Saturday, September 21, 2013
Day Two Hundred and Sixty-four - I'm Reed Fish, "but who cares, really?"
That being said, what hooked me was the fact that sharing the lead with him, supposedly, was Alexis Bledel. As a card carrying fanboy of Gilmore Girls, I was instantly sold... then I found out she's not so much a co-lead as supporting love interest.
Curse you, Movie Posters and your lying ways!
You see, the film is about Jay's main character, the eponymous Reed Fish, and how his life is supposedly thrown into turmoil when his childhood best friend/soul mate (who is NOT Alexis Bledel) returns to their small town and throws his heart out of whack. Reed is already engaged and about to be married (yes, TO Alexis Bledel), but he very obviously has cold feet and they argue about the most mundane things... like asparagus.
Anyways, long story spoilerifically short, Reed manages to alienate both the women in his life and pretty much ends up the butt of all the anger in his town as folks are jealous and gleefully wrathful that he seemingly had it all with one gal... then ruined it attempting (and failing) to get the other.
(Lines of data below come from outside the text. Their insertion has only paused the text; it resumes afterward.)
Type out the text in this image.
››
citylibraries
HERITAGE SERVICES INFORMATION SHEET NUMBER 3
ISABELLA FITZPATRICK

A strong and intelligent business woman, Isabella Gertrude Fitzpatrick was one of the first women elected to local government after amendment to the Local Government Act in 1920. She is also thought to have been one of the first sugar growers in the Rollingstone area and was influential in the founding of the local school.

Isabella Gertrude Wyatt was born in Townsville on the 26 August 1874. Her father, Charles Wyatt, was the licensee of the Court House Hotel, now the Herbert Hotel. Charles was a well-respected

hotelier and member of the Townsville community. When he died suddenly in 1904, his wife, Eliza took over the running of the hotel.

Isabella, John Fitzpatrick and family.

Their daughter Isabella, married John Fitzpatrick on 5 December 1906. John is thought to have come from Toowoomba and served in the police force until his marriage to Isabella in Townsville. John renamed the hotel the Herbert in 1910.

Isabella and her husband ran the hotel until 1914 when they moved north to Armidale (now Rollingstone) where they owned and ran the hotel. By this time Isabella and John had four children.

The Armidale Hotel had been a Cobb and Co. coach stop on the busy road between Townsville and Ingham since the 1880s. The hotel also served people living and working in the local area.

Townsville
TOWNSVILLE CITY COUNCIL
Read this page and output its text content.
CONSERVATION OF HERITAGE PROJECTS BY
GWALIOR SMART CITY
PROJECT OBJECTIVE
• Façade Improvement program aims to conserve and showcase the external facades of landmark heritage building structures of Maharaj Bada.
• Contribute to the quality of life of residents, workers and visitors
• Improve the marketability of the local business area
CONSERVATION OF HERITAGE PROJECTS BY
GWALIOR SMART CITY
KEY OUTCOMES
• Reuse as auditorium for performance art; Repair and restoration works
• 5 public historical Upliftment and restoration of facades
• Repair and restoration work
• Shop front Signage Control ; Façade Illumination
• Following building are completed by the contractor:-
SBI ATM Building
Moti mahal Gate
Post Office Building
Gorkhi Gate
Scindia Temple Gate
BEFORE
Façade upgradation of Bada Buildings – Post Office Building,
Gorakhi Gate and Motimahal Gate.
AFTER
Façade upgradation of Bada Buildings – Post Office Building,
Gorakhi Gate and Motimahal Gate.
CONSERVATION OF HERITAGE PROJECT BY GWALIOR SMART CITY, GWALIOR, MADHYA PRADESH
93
On top of that, there's this whole undercurrent of "living up to one's father" but that angle is corrupted by the fact that Reed's father killed himself, his wife, and his son's fiance's mother in a drunk driving collision... and Reed is trying to emulate him for some reason? Wha-huh?
But, wait! There's more!
About a half an hour into the picture, we're treated to the revelation that we're not actually watching Reed Fish's fall from grace... we're watching a movie WITHIN a movie about Reed Fish's yadda, yadda, yadda, and not only are Alexis Bledel and Schuyler Fisk (odd name, cute actress) actors in the meta-film, you're not sure until the end which one of them is playing the fake version of the "real life" mysterious girl whom Reed invited to the screening... the woman he REALLY loves.
The premise, itself, is one giant tease that awkwardly provides the framework for a long series of shots of Jay Baruchel looking depressed or goofy or mildly annoyed with his character's small town life. To be honest, it mostly leaves me cold and I find myself disappointed overall.
With that in mind, I do want to point out the good bits. Katey Sagal does well in her maternal role as the mayor, Maureen, though there really isn't enough of her for it to help the overall film... and I'm always happy to see DJ Qualls get work, even if he has the range of a thimble.
On the whole, though, I think the film is too scattered and awkward to be much of anything quality and its advertising (the blue poster that is on Netflix) is deceptive. It really felt like a waste of time.
I would almost say it was an admirable failure, as the meta device of the movie screening is an interesting concept, but it was so shoddily executed that it actually lost points for the film. Props for the attempt, at least, though.